In March 2011, a huge tsunami triggered by a 9.0-magnitude earthquake crashed into the Fukushima nuclear plant, swamping cooling systems and sparking meltdowns that spewed radiation over a wide area.
No one is officially recorded as having died as a direct result of the radiation released by the meltdowns, but some Fukushima residents committed suicide citing concerns over radiation, while others died during evacuation.
Tens of thousands of people are still unable to return to their homes around the plant, with scientists warning some areas may have to be abandoned.
"I used to grow organic rice... But I can't do it anymore because of consumers' worries over radioactive contamination," Kazuo Nakamura, 45, a farmer from Koriyama city in Fukushima prefecture, told the rally.
"I want (Fukushima operator) TEPCO officials and bureaucrats of the central government to eat the Fukushima-made rice," he shouted to applause.
A parliamentary report has said Fukushima was a man-made disaster caused by Japan's culture of "reflexive obedience" and not just by the tsunami that
crippled the plant.
Some 15,000 people whose homes or farms were hit by radiation from the stricken plant filed in 2012 a criminal complaint against the Japanese government and officials of plant operator Tokyo Electric Power (TEPCO).
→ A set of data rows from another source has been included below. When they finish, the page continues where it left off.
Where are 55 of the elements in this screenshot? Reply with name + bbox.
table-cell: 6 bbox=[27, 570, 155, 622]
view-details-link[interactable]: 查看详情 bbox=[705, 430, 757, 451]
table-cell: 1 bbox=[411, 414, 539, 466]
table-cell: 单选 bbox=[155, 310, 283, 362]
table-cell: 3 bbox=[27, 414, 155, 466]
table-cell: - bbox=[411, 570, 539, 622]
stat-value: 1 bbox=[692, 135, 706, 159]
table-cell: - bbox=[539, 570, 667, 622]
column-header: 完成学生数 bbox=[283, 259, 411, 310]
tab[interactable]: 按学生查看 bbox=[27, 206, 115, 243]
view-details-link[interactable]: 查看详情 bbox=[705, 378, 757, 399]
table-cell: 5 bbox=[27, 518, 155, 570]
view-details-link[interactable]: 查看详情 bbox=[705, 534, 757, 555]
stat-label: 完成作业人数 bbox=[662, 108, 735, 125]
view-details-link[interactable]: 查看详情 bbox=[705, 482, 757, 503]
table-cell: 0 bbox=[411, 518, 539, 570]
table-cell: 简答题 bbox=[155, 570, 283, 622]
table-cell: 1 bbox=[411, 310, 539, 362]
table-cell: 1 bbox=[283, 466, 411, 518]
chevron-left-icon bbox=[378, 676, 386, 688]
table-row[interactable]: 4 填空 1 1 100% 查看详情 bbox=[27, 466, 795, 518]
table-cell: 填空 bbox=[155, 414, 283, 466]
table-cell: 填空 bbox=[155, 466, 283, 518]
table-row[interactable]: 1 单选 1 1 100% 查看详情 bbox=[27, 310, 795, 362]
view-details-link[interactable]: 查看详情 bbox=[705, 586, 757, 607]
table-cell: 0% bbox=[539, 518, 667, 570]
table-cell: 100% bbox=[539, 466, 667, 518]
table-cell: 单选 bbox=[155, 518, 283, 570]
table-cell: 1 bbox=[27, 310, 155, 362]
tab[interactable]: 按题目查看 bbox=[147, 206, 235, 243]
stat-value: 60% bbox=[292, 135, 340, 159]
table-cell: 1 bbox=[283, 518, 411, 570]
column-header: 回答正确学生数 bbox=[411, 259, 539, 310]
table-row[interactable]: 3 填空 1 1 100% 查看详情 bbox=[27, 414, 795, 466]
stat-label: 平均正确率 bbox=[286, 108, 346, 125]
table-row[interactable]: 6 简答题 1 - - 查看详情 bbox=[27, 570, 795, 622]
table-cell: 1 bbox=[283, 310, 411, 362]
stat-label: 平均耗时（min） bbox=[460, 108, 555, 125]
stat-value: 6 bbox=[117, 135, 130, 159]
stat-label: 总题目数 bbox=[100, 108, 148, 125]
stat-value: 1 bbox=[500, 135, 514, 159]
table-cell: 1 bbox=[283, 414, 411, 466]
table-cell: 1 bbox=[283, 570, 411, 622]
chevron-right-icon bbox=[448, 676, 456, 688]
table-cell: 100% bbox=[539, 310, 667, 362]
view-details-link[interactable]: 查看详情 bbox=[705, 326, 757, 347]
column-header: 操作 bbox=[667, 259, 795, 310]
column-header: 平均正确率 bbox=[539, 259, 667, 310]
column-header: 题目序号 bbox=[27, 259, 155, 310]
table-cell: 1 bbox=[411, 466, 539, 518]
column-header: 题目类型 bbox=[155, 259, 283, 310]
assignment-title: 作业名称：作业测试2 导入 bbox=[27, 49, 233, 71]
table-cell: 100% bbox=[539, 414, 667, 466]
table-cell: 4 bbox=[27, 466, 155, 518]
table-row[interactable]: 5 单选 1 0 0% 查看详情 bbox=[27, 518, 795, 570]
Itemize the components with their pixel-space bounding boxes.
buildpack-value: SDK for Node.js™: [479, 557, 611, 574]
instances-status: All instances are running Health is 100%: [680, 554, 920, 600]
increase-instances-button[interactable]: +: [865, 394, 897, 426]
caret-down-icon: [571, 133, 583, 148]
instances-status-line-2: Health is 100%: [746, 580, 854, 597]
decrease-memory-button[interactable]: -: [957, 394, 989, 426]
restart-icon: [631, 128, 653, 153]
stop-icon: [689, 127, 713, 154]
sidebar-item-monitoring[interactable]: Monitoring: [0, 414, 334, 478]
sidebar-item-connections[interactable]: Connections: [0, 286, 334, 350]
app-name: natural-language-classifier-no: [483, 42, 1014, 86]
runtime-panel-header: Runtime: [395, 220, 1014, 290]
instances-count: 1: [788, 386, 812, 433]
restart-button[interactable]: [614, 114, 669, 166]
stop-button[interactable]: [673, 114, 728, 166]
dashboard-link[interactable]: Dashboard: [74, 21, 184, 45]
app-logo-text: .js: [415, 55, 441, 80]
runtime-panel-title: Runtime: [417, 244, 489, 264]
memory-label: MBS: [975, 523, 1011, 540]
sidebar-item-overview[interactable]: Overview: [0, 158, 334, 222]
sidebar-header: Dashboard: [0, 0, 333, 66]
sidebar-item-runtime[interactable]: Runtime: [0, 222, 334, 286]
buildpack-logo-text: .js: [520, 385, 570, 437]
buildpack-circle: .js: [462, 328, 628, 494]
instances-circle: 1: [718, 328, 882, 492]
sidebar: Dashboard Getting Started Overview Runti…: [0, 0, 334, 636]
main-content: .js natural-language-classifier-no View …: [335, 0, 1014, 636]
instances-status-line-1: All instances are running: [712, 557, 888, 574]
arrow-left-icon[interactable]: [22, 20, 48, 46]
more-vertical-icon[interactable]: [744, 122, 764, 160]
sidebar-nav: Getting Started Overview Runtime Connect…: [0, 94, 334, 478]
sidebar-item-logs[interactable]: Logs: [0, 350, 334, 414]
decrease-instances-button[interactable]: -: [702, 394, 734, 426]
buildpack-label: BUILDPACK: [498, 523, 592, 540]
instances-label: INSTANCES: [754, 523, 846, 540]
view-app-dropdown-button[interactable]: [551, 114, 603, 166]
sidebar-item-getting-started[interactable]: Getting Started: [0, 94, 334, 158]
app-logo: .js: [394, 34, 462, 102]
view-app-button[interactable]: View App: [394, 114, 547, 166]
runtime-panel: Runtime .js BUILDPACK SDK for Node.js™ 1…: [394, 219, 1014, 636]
However prosecutors in September decided not to charge any of them with negligence over the nuclear disaster.
Campaigners immediately appealed against the decision at the Committees for the Inquest of Prosecution, which has the power to order the defendants to be tried.
The committee members comprise 11 citizens who are randomly picked by lot.
But the appeal was made in Tokyo instead of Fukushima, a move campaigners say is "aimed at preventing us from filing a complaint against their decision in Fukushima, where many residents share our anger and grief".
"We to share with many people in Tokyo our anger and sadness over the fact that no one has taken responsibility three years after the accident," one of organisers Miwa Chiwaki told AFP.
"We pin our hopes on sound judgement by people in Tokyo," Chiwaki said.
Campaigners allege that government officials and TEPCO executives failed to take necessary measures to shield the plant against the March 2011 tsunami.
It also held them responsible for a delay in announcing data predicting how radiation would spread from the facility in the aftermath of the accident.
But prosecutors decided to exempt all of them, saying that TEPCO and government officials could not predict an earthquake and tsunami of that size, and there was nothing wrong with their post-quake response under unexpected emergency situations.